Alors que nous terminons cette paisible journée sur la plage, je pars me baigner avec La Chilienne. En regardant en direction de la plage, nous constatons que L’Allemande a décidé de débarrasser le plancher sans préavis, nous crions son nom depuis la mer pour savoir ce qu’elle fait, mais elle ne répond pas. Nous pensons alors à une question d’ordre pratique, qui pourrait tout à fait être en lien avec les toilettes ; il est vrai qu’elle avait mal au ventre ces derniers temps. Nous ne lui courrons pas après et continuons à barboter. Arrive quelques instants après un homme de 55 ou 60 ans, nous proposant d’aller observer le coucher du soleil depuis son bateau, ancré à quelques centaines de mètres de la plage. Pas dupes, nous demandons combien ça coûte. Il sourit et nous répond : « Rien du tout, je reçois beaucoup de monde en couchsurfing, j’aime bien rencontrer de nouvelles personnes et faire connaissance ! ». Il précise d’ailleurs qu’en ce moment, il y a un couple d’Italiens sur son bateau. Face à cette possibilité de se faire découper en morceaux au milieu de la mer, je tente de réfléchir rapidement. La Chilienne semble séduite par l’idée, quant à moi, j’essaye de cesser à penser à mal en permanence, et accepte, sans perdre de l’esprit que peut-être, je sauterai à l’eau et rentrerai à la nage. Je crois Journal que ça devient maladif, cette peur de l’autre en permanence.

Tout se passe évidemment très bien, les Italiens sont très sympas et le coucher du soleil sublime. Le capitaine du bateau, Fred, nous réinvite le lendemain soir. Nous apporterons des bières cette fois-ci, et Fred me laissera conduire son petit bateau depuis la plage nous permettant de rejoindre le gros. Nous passons une soirée idéale, et fière d’avoir su faire confiance en l’être humain, je me couche heureuse.

Coucher de soleil sur Horseshoe Bay, sur Magnetic Island, Queensland (Australie)Coucher de soleil sur Horseshoe Bay, sur Magnetic Island, Queensland (Australie)

Airlie Beach, fin de l’amitié franco-allemande

Tu vois Journal, j’ai pourtant fait des efforts avec L’Allemande. Je crois qu’elle est profondément jalouse de la relation que l’on entretient avec La Chilienne.
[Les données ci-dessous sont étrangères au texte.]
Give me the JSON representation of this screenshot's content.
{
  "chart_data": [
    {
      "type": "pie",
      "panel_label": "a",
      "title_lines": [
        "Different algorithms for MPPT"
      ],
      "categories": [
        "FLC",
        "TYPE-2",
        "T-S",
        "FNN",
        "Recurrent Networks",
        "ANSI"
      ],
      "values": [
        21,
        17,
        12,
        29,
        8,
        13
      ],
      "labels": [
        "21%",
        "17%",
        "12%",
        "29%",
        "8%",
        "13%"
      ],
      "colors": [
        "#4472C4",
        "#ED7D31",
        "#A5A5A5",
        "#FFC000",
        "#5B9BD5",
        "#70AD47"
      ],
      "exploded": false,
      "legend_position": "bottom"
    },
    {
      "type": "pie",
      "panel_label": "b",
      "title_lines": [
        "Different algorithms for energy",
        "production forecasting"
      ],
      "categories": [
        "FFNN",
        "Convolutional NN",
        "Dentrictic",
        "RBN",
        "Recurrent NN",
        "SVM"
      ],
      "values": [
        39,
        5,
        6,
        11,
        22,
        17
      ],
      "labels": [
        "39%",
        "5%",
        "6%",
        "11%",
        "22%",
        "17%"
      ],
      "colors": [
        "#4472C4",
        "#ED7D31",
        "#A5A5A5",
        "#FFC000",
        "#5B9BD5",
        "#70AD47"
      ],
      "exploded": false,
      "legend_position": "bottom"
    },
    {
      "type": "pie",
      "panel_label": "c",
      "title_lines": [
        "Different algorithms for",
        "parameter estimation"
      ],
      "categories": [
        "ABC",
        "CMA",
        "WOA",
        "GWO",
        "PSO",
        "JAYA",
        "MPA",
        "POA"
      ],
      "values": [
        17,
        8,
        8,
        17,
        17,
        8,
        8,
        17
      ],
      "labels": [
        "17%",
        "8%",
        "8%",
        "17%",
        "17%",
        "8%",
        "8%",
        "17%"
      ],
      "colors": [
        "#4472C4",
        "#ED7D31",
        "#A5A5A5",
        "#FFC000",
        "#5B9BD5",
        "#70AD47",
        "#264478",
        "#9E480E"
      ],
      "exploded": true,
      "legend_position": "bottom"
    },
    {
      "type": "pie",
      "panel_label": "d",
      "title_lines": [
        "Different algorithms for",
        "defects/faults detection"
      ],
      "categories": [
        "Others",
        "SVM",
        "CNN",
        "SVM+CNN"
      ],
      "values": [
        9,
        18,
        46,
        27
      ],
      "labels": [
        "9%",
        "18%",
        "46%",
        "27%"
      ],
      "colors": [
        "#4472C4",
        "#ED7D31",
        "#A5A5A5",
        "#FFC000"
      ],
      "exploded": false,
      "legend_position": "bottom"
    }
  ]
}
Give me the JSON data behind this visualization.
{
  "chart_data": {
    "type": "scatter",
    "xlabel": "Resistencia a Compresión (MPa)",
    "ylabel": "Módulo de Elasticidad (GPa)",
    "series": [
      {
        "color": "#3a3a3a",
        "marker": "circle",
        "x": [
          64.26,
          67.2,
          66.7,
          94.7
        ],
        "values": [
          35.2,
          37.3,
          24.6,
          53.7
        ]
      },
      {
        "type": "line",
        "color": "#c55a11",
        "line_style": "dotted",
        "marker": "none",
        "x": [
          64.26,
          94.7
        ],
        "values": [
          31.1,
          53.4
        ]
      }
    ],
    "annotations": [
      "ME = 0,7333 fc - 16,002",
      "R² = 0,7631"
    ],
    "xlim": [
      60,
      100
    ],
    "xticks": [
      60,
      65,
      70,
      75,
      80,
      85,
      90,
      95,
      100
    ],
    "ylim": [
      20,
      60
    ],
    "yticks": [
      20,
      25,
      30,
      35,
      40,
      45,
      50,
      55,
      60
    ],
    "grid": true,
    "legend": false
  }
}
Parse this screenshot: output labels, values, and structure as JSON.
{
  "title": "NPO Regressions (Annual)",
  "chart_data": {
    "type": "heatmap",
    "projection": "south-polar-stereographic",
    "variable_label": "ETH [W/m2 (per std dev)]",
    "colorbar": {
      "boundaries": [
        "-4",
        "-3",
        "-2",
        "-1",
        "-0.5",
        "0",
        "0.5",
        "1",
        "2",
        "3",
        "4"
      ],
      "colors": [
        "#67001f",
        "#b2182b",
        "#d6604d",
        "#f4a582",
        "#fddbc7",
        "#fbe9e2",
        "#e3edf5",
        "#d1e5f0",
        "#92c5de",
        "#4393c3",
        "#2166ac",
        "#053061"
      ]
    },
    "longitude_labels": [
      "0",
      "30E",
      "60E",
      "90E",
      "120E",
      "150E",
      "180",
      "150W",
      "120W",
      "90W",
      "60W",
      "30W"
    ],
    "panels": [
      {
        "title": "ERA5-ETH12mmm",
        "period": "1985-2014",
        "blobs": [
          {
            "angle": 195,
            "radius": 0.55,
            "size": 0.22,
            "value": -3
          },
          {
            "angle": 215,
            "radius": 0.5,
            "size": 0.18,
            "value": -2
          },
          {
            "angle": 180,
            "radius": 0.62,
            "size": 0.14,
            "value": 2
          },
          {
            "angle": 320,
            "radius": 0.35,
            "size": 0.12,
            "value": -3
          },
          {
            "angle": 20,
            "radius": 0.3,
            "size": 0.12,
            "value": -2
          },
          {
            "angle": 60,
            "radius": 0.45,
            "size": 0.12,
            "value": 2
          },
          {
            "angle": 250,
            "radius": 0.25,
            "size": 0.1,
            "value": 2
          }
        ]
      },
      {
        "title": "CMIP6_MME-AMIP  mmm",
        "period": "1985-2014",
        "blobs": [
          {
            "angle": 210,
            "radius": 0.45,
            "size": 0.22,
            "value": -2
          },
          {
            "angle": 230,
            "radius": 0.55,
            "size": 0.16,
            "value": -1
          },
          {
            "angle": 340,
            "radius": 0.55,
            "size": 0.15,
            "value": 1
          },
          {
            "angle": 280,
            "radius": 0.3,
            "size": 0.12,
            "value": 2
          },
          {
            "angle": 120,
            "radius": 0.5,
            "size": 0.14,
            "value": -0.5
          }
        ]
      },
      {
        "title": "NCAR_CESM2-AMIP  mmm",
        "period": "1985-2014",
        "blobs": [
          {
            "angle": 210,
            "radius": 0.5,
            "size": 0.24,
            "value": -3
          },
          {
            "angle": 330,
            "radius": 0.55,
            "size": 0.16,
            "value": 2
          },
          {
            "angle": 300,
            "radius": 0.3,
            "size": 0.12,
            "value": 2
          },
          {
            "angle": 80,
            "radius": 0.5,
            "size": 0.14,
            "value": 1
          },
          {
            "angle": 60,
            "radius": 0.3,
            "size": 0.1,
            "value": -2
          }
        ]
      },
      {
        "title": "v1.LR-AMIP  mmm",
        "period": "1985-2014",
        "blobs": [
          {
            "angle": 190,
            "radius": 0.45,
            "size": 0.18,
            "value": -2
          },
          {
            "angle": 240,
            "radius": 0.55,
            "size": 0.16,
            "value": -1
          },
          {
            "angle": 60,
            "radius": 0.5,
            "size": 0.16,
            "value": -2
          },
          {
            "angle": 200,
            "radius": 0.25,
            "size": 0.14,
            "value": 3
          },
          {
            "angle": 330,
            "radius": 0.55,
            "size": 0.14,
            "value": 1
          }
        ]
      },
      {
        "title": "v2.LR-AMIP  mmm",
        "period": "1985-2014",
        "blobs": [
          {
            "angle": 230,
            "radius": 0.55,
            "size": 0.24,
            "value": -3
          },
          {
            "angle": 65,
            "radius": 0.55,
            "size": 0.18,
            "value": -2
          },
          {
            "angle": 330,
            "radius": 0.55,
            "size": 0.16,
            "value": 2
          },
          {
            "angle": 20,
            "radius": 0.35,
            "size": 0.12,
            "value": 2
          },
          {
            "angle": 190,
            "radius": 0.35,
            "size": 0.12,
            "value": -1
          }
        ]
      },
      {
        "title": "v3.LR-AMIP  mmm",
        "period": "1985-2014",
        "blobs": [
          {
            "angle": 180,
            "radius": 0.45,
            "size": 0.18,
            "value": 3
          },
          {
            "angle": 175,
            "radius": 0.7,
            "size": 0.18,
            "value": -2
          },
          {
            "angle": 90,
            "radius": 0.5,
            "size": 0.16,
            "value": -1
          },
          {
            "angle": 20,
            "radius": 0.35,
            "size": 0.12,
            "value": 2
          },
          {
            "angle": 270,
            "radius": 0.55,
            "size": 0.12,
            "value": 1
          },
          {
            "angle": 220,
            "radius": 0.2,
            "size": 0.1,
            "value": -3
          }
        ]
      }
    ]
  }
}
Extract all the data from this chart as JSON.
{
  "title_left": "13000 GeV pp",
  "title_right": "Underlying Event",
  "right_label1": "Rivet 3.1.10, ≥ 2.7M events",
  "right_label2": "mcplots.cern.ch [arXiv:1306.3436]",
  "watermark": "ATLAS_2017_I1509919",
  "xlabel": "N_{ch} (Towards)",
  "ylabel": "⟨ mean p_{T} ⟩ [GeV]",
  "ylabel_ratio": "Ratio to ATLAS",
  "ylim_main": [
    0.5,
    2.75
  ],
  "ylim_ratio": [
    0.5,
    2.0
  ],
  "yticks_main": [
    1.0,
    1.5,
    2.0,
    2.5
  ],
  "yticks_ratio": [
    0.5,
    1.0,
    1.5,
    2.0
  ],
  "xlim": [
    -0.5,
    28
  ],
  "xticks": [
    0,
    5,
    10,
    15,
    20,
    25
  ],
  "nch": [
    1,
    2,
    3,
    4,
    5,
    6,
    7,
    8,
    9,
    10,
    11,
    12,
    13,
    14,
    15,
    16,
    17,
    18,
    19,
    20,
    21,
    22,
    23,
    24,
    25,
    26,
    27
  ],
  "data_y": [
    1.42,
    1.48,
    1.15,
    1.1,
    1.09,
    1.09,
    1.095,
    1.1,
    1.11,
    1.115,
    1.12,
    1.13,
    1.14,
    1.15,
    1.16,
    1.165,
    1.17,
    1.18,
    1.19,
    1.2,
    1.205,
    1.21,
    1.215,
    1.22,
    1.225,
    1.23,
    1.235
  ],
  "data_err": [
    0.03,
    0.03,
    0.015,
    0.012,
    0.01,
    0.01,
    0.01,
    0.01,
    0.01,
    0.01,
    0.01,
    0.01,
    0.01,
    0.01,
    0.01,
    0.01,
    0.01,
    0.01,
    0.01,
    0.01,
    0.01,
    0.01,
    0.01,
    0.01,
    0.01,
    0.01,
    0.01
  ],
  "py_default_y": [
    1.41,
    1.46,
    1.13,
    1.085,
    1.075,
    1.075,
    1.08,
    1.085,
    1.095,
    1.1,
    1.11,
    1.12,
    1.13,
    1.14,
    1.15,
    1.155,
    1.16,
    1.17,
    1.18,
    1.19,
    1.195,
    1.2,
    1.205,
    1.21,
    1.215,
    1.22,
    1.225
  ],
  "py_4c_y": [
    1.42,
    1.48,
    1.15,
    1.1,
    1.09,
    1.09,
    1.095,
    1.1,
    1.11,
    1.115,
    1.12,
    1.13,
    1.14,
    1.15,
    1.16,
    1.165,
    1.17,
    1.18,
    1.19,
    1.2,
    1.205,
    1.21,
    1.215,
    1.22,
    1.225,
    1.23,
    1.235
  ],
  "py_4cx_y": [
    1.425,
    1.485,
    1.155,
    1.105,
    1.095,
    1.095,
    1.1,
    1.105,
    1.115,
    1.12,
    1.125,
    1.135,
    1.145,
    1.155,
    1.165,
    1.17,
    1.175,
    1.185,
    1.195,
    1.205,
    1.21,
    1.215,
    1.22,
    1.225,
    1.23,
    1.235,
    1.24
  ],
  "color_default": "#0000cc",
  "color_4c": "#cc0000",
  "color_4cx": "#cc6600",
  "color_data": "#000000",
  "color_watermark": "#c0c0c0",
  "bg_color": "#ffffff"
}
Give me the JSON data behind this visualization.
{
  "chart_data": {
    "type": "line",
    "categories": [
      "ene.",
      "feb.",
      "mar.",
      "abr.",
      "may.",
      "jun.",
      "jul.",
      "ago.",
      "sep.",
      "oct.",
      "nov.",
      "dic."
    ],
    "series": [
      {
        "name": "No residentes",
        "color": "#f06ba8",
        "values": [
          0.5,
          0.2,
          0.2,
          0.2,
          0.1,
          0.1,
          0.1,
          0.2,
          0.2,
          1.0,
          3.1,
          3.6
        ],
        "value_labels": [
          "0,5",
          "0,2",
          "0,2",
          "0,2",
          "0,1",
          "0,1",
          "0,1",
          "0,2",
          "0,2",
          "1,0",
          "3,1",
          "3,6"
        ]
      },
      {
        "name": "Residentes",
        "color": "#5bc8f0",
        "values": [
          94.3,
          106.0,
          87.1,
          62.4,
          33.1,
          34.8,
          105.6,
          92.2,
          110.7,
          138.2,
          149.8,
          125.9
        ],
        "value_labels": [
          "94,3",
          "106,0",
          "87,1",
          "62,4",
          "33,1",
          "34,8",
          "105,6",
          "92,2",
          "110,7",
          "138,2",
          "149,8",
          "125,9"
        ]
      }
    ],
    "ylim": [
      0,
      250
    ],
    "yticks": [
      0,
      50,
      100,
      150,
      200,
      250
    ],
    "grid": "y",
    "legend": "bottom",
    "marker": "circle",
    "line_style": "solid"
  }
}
Mais il se trouve que nous avons les mêmes envies, La Chilienne et moi, c’est-à-dire dépenser le moins d’argent possible mais en sachant se faire plaisir de temps à autre (un verre de vin, une glace sur la plage, un repas complet pour changer des pâtes au ketchup…). L’Allemande, elle, ne veut pas sortir de la zone géographique entourant l’hostel, car il faudrait payer un ticket de bus. Si on lui demande une tranche de pain au petit déjeuner, elle ne sera absolument pas gênée de nous réclamer qu’on la lui rende au cours de la journée. Ça fonctionne aussi avec un morceau de fromage ou un peu de lessive. En fait, elle est au-delà de la radinerie. Un soir, elle nous raconte fière d’elle et le sourire aux lèvres, comment elle parvient en Allemagne à préparer un dîner pour quatre à six personnes avec seulement 3€ pour faire les courses au supermarché. Sans nul doute, ses amis doivent se régaler lors de ses dîners. Après enquête et vérification, je suis sûre à 100% qu’elle ne fait pas ça par manque d’argent (elle gagne bien sa vie), mais seulement par radinerie. Elle aime aussi nous donner des leçons, comme lorsque nous avons amené des bières à Fred qui nous avait aimablement invité sur son bateau : « $18 les 6 Corona, mais vous êtes malades. Vous savez que c’est de l’arnaque ? Mais vous le savez ou pas ? ». Oui c’est cher, mais ici tout est cher, et on n’envisageait pas une seule seconde d’arriver les mains vides.

Elle a également une tendance à agresser les gens et à oublier d’être aimable, à croire qu’elle n’a pas de fonction « minimum sympathie », et cela s’amplifie dès qu’il est question d’argent. Comme je te disais plus haut, Journal, le Wifi n’est pas gratuit dans les hostels australiens. Sur Magnetic Island, il était à $30 les dix heures de connexion, ce qui moi, personnellement, me fait rire. L’Allemande, elle, ne rigole pas du tout, mais n’a pas compris que son antipathie ne lui fera pas obtenir gain de cause. Ainsi, lorsque nous arrivâmes à la réception de notre hostel de Airlie Beach, et alors qu’elle parle correctement anglais (elle est donc totalement capable de construire une phrase), elle lance à la pauvre fille de l’accueil : « Wifi ? », accompagné d’un mouvement du menton tout à fait condescendant. S’en suit alors une conversation sur les prix du Wifi en Australie ; cette pauvre réceptionniste prendra pour tous les hôtels au Wifi payant des 7 692 024 km2 de territoire australien.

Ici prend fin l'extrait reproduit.